En términos sociales, cada vez se vuelve más imperioso desarrollar un relacionamiento comunitario transparente con los entornos directos e indirectos de las empresas, donde se logre crear un impacto positivo en las personas. El respeto a los derechos humanos considerando mano de obra infantil y horarios de trabajo, salarios justos, la diversidad e inclusión entre otros temas, cobran cada vez más relevancia entre el sector productivo. En el ámbito social, las empresas están apostando por ir más allá de un cumplimiento regulatorio, desarrollando programas internos de capacitación, bienestar, equilibrio vida-trabajo entre otros.

Económica – Gobernanza

La incorporación de procesos como la toma de decisiones transparente y equitativo, la existencia de un código de ética, un gobierno corporativo estructurado, la gestión de una cadena de valor, comportamiento anticompetitvo, análisis del ciclo de vida de los productos entre otros, corresponden con temas relevantes del pilar económico dentro del marco de la Sostenibilidad. Adicionalmente, el relacionamiento con clientes y con terceros se vuelven temas de relevancia económica.

Cabe indicar que los temas ASG (ambiental, social y gobernanza), se convierten en aquellos temas tanto ambientales, sociales y de gobernanza de los cuales, si no se gestionan de una manera oportuna, se convierten en un riesgo potencial para las empresas, accionistas, inversionistas entre otros actores indispensables para los distintos sectores productivos.

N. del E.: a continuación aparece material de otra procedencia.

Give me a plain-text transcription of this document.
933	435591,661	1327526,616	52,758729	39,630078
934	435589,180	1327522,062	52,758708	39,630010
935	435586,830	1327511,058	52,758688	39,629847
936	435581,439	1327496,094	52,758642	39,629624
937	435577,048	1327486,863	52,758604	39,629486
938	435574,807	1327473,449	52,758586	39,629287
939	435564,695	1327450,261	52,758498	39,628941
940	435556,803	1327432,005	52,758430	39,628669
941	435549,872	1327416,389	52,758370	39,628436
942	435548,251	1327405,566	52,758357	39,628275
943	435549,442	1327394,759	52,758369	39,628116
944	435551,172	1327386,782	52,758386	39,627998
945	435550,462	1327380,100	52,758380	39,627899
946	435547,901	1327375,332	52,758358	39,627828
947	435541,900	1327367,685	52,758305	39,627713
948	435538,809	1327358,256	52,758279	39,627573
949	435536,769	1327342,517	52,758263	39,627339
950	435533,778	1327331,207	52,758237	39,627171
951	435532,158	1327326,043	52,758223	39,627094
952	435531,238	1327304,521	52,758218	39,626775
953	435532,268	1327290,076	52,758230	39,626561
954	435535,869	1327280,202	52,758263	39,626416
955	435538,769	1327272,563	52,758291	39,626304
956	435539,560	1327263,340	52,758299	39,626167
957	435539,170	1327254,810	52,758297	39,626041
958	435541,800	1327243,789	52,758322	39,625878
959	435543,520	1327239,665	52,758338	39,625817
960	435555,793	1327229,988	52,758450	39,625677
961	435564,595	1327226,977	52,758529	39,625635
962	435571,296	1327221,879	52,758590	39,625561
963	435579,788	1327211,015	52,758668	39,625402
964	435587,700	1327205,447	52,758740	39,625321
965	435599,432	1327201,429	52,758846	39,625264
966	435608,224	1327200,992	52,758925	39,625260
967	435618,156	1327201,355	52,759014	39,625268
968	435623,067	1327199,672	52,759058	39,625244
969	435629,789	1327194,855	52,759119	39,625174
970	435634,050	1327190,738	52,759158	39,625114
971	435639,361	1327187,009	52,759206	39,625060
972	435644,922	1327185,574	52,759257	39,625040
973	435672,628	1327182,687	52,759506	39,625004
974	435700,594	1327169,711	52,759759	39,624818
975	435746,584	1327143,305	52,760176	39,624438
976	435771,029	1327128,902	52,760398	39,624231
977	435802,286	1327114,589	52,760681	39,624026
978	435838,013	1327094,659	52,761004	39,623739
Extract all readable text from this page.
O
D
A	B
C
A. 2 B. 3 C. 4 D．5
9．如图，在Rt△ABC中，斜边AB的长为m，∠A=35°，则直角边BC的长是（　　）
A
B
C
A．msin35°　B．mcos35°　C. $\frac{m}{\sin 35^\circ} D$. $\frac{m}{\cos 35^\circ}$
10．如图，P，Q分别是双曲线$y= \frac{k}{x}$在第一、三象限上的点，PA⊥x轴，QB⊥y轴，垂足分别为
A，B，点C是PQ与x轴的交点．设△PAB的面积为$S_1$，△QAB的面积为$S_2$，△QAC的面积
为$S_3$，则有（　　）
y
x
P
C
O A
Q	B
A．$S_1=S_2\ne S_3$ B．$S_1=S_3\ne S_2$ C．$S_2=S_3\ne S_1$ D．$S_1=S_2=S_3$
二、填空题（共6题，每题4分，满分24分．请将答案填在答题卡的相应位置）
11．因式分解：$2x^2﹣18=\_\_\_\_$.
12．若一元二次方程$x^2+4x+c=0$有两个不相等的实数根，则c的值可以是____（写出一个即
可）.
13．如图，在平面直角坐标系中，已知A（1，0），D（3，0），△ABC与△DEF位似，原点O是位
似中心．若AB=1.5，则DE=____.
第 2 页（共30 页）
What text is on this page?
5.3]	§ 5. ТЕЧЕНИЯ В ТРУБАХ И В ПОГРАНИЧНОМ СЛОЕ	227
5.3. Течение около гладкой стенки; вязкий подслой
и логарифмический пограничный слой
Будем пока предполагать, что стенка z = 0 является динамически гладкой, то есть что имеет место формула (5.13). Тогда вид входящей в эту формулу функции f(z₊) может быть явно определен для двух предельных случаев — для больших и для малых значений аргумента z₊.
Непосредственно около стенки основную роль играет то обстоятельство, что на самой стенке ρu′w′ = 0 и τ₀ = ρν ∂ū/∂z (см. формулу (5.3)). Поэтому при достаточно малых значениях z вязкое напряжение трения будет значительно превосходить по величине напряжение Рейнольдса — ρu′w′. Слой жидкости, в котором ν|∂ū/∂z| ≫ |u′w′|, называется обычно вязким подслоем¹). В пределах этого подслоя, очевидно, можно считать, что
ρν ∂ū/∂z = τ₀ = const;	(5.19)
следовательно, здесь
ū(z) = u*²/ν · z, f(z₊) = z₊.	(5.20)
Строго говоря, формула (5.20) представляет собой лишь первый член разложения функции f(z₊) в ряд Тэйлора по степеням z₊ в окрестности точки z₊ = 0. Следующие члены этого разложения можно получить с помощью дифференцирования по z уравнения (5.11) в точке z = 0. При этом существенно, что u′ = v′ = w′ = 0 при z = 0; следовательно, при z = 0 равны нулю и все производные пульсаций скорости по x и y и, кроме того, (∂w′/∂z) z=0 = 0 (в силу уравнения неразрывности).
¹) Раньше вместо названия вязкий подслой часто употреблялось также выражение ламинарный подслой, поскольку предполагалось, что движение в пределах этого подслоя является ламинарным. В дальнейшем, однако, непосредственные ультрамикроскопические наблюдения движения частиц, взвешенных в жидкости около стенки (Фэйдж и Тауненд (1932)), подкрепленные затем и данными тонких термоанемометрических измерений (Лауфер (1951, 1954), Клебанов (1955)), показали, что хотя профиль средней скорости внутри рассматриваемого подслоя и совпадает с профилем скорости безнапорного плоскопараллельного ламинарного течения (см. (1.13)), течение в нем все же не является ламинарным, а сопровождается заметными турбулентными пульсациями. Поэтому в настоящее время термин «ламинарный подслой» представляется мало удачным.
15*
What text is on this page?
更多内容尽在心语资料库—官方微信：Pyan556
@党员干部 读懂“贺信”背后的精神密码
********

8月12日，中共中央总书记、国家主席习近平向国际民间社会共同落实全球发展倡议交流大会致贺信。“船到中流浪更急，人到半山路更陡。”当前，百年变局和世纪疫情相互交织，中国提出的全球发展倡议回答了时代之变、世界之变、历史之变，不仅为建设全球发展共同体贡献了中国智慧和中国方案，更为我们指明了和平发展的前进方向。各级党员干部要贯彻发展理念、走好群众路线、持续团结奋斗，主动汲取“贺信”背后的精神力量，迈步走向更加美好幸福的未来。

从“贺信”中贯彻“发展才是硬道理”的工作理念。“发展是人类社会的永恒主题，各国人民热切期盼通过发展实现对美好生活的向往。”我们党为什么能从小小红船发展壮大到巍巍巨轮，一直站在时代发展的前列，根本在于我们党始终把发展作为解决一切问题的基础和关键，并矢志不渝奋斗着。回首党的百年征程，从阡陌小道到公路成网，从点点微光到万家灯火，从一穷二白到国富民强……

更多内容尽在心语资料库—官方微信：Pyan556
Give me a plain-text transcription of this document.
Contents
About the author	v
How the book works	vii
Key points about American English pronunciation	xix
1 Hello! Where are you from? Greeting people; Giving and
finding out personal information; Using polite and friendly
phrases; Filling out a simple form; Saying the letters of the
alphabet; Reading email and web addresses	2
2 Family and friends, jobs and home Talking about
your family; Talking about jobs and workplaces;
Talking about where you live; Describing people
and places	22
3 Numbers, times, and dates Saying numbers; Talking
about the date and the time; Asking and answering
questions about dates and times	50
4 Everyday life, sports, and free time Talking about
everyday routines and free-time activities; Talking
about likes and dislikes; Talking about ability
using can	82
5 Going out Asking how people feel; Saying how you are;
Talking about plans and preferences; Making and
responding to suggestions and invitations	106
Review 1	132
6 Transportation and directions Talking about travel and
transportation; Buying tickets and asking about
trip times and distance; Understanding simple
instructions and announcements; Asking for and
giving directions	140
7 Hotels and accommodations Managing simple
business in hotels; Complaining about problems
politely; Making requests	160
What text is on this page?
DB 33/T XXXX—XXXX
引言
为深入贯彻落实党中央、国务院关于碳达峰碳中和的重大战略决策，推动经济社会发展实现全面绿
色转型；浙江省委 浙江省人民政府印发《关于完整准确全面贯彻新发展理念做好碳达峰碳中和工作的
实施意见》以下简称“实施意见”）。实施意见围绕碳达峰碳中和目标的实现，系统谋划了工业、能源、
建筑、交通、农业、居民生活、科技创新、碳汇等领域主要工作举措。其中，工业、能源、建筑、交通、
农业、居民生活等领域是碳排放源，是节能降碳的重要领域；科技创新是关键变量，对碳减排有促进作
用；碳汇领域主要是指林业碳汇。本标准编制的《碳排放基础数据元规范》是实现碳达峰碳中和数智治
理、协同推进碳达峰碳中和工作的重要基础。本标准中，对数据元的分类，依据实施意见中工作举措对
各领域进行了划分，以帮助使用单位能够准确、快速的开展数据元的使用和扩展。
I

Los temas ASG han generado cada vez mayor relevancia en las actividades económicas donde BlackRock asegura un crecimiento de fondos sostenibles de un 16% el cual irá creciendo significativamente a partir del aumento significativo por lo activos que contengan criterios ASG. Estos temas o asuntos ASG pueden gestionarse mediante marcos mundiales como lo son GRI (Global Reporting Index), Dow Jones Sustainability Index, los Objetivos de Desarrollo Sostenible, Pacto Global de Naciones Unidas, Sistema B e ISO 26000.

En el caso de Deloitte, la estrategia de Sostenibilidad incorpora dos ejes prioritarios que incluyen World Class y World Climate, donde se pretende impactar a 100 millones de personas a nivel global de las cuales 5 millones corresponden a personas de América Latina, mediante programas de voluntariado alineado a capacitaciones a población vulnerable en la región en temas alineados a las líneas de negocio de la firma. El programa World Climate pretende que Deloitte sea cero emisiones en sus operaciones para el año 2.030 a través de la educación y empoderamiento en temas de cambio climático a sus más de 330.000 colaboradores a nivel global.

Las finanzas sostenibles se conviertan en un instrumento que cada vez cobra mayor relevancia para incentivar modelos de transición operacional en las organizaciones, brindar apoyo a políticas, estrategias y planes de acción en gobiernos locales, empresa privada y distintos actores de la cadena de suministro que incluyen pequeñas y medianas empresas; para desarrollar y operar proyectos transformativos que generan un impacto positivo social económico y ambiental. Es a partir de las finanzas sostenibles donde se está generando el motor que estaría impulsando el desarrollo sostenible en nuestros países. La presión que están ejerciendo de las partes interesadas en la gestión de temas ASG asociadas a  las altas pérdidas operativas, sociales y económicas, así como la posibilidad de perder un aproximado del 18% del PIB a nivel mundial por inacción ante el cambio climático (SRI, 2021), desarrollarían oportunidades de negocio, políticas, normas,  desarrollo de programas, entre otros, que disminuyan los efectos tan costosos  derivados a los efectos del cambio climático tanto directo e indirectos. La financiación sostenible puede contribuir significativamente al desarrollo de economías eficientes y circulares, generando bienestar social y ambiental a través de la adaptación, mitigación, creación de valor social y económico mediante  instrumentos de financiación sostenible.